Discipline of Paediatrics and Child Health, Faculty of Medicine, University of Sydney, New South Wales 2006, Australia.
Nat Commun. 2017 Jan 31;8:14143. doi: 10.1038/ncomms14143.
Duchenne muscular dystrophy (DMD) is characterized by muscle degeneration and progressive weakness. There is considerable inter-patient variability in disease onset and progression, which can confound the results of clinical trials. Here we show that a common null polymorphism (R577X) in ACTN3 results in significantly reduced muscle strength and a longer 10 m walk test time in young, ambulant patients with DMD; both of which are primary outcome measures in clinical trials. We have developed a double knockout mouse model, which also shows reduced muscle strength, but is protected from stretch-induced eccentric damage with age. This suggests that α-actinin-3 deficiency reduces muscle performance at baseline, but ameliorates the progression of dystrophic pathology. Mechanistically, we show that α-actinin-3 deficiency triggers an increase in oxidative muscle metabolism through activation of calcineurin, which likely confers the protective effect. Our studies suggest that ACTN3 R577X genotype is a modifier of clinical phenotype in DMD patients.

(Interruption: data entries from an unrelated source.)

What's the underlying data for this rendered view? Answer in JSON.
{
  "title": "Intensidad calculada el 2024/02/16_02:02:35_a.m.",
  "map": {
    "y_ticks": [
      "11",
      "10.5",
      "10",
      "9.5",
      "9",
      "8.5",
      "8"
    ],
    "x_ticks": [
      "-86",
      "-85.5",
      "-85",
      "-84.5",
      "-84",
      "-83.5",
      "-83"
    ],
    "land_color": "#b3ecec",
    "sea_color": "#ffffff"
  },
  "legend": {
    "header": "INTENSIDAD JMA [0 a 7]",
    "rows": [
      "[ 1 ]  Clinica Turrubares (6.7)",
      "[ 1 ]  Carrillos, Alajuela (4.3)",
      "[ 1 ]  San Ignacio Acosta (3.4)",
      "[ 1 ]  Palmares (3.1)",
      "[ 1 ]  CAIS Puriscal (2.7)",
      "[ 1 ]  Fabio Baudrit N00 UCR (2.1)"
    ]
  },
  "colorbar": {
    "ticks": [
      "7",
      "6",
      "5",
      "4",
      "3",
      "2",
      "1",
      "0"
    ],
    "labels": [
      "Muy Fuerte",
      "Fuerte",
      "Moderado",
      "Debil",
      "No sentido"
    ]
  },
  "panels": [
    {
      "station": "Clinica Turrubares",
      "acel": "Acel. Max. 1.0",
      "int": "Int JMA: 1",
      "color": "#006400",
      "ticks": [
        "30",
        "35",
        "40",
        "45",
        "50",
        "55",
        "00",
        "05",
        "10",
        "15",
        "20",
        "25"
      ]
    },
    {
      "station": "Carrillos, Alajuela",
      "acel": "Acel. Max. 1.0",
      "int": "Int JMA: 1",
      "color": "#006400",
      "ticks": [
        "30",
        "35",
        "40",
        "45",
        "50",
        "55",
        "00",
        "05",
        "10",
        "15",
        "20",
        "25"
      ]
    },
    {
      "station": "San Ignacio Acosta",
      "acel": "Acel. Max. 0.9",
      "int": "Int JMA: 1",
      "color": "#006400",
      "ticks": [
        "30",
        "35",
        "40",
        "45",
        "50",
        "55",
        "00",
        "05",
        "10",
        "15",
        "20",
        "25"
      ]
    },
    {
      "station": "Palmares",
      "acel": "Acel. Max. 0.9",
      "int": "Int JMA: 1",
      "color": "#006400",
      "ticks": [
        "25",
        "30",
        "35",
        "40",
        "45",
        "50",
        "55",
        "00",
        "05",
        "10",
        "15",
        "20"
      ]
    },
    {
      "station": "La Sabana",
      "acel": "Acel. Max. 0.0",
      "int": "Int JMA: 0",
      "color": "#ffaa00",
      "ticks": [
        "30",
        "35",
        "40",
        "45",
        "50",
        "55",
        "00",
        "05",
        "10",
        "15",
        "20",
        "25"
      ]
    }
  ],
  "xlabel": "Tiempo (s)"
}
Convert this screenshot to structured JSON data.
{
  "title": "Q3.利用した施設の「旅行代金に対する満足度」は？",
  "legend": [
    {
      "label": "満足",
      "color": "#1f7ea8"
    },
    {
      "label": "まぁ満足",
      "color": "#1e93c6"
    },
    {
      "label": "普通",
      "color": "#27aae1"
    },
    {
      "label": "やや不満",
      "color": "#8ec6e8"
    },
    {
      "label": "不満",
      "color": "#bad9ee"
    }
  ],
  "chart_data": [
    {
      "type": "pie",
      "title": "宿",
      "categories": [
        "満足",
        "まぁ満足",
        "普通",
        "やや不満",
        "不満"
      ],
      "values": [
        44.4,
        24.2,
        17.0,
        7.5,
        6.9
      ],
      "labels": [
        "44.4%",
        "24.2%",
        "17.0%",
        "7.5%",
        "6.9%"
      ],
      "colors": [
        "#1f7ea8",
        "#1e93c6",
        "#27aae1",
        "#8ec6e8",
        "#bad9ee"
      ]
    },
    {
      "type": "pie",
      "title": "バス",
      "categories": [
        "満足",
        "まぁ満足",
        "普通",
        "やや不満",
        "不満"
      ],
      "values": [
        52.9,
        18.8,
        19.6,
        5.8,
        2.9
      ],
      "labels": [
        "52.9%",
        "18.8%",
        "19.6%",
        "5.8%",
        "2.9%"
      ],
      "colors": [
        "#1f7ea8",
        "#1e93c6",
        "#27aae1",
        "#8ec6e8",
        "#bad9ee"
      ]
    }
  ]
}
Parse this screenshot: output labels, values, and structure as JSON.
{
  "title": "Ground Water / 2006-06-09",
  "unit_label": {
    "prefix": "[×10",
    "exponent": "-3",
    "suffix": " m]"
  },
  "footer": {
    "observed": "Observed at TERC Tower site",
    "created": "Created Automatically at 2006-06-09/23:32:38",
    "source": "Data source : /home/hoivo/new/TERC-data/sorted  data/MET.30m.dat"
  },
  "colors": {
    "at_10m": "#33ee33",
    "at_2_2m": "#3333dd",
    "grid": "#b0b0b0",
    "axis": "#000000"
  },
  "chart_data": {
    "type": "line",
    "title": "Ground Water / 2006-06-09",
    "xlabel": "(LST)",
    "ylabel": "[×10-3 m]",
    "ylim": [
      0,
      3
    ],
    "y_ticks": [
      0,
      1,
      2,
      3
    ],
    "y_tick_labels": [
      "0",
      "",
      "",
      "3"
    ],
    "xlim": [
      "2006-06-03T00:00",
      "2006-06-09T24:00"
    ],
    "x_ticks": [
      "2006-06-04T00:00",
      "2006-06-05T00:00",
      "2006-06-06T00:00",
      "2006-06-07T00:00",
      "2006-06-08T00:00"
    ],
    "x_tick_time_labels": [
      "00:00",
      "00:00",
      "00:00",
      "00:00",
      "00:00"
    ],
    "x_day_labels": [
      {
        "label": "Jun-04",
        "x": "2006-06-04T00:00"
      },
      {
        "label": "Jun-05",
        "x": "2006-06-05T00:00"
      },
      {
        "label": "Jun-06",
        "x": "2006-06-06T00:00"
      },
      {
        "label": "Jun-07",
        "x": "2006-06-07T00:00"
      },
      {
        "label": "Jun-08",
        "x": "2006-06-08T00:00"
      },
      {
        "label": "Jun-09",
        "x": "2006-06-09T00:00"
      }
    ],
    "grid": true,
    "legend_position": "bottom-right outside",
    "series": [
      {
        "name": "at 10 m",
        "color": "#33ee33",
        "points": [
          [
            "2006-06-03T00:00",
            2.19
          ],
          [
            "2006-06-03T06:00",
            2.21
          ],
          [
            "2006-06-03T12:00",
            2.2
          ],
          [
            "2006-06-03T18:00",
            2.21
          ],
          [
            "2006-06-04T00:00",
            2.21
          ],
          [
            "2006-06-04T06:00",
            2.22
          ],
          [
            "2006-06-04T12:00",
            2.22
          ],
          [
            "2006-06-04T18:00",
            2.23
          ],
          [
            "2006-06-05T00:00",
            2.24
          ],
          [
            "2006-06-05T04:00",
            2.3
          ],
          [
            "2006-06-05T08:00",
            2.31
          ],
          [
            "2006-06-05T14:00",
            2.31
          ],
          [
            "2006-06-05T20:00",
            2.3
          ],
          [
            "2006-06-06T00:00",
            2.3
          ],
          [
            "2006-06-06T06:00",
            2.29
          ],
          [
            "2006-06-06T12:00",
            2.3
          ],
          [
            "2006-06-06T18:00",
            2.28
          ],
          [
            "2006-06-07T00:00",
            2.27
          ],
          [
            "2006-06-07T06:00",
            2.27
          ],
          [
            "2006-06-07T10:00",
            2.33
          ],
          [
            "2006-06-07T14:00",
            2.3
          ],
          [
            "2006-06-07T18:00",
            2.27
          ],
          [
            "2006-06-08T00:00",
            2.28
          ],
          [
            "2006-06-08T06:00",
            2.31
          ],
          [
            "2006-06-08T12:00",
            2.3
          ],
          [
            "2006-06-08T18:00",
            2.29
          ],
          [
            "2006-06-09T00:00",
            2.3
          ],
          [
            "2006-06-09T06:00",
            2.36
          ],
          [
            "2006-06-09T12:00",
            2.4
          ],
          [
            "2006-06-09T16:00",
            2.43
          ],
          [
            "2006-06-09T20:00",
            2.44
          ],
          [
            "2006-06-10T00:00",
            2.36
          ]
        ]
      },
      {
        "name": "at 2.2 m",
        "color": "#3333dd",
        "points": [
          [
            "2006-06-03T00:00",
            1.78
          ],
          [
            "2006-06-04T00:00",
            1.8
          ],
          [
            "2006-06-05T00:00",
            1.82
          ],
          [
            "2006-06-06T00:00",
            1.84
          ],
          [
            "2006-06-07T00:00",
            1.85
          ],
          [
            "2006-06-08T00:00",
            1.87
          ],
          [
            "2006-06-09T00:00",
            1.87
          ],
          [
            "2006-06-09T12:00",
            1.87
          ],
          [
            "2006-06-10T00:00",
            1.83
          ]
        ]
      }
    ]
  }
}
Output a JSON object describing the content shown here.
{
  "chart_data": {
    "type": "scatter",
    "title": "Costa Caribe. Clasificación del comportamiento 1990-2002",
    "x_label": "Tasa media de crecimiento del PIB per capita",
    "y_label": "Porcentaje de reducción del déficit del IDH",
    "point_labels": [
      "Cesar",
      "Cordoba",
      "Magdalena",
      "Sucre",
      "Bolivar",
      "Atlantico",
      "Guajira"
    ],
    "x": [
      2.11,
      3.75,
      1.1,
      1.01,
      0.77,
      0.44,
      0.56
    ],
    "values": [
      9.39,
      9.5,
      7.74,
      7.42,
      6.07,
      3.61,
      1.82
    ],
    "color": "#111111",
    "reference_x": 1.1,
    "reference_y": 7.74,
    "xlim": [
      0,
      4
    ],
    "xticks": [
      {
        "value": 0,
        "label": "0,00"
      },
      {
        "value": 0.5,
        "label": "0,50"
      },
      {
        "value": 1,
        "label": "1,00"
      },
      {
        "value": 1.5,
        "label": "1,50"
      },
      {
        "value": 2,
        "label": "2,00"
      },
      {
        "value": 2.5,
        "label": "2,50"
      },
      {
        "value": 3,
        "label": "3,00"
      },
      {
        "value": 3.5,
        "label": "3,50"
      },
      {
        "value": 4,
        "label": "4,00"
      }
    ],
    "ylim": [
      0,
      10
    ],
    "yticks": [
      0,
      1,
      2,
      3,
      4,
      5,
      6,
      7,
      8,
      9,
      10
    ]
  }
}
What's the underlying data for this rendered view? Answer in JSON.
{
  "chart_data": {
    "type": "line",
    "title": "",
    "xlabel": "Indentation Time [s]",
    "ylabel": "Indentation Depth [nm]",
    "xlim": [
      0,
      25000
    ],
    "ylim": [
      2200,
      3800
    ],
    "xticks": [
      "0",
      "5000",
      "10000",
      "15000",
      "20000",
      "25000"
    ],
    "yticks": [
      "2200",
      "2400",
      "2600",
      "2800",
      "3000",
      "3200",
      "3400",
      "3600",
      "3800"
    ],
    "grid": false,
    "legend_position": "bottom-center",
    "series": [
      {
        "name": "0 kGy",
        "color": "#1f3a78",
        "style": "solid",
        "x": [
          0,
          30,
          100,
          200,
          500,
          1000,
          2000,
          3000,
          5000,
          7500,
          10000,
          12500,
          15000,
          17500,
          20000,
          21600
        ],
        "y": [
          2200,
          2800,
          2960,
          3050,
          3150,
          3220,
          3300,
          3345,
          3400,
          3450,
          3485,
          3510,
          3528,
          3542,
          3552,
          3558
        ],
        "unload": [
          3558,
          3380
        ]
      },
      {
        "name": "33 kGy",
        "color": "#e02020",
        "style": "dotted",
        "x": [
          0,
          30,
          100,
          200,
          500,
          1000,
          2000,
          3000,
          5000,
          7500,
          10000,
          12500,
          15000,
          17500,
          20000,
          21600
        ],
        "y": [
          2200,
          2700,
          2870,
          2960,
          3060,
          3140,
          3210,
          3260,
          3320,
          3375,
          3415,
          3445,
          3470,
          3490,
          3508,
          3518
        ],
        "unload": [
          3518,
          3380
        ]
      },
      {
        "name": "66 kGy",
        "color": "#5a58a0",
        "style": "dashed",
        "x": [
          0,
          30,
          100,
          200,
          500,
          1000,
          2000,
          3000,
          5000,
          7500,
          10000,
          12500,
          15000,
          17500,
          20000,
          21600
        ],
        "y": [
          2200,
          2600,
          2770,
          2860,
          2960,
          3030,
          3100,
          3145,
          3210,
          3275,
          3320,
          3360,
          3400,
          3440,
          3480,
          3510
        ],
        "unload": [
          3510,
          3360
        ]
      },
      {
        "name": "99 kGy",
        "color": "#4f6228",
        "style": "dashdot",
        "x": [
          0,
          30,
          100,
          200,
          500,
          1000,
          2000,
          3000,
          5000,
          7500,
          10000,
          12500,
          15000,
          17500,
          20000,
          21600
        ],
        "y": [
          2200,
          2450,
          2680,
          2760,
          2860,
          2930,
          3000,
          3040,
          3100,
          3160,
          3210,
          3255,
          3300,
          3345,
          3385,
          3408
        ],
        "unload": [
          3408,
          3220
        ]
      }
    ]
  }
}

杜氏肌营养不良症(DMD)的特征是肌肉退化和进行性无力。疾病的发病和进展在患者之间存在相当大的差异,这可能会影响临床试验的结果。在这里,我们表明 ACTN3 中的常见无效突变(R577X)导致年轻、能行走的 DMD 患者的肌肉力量显著降低,以及 10 米步行测试时间延长;这两者都是临床试验中的主要终点指标。我们已经开发出一种双敲除小鼠模型,该模型也表现出肌肉力量降低,但随着年龄的增长,它能免受拉伸诱导的离心损伤。这表明,α-辅肌动蛋白-3 的缺乏会降低肌肉的基础性能,但能改善肌营养不良病理的进展。从机制上讲,我们表明,α-辅肌动蛋白-3 的缺乏通过激活钙调神经磷酸酶触发氧化肌肉代谢的增加,这可能赋予了保护作用。我们的研究表明,ACTN3 R577X 基因型是 DMD 患者临床表型的修饰因子。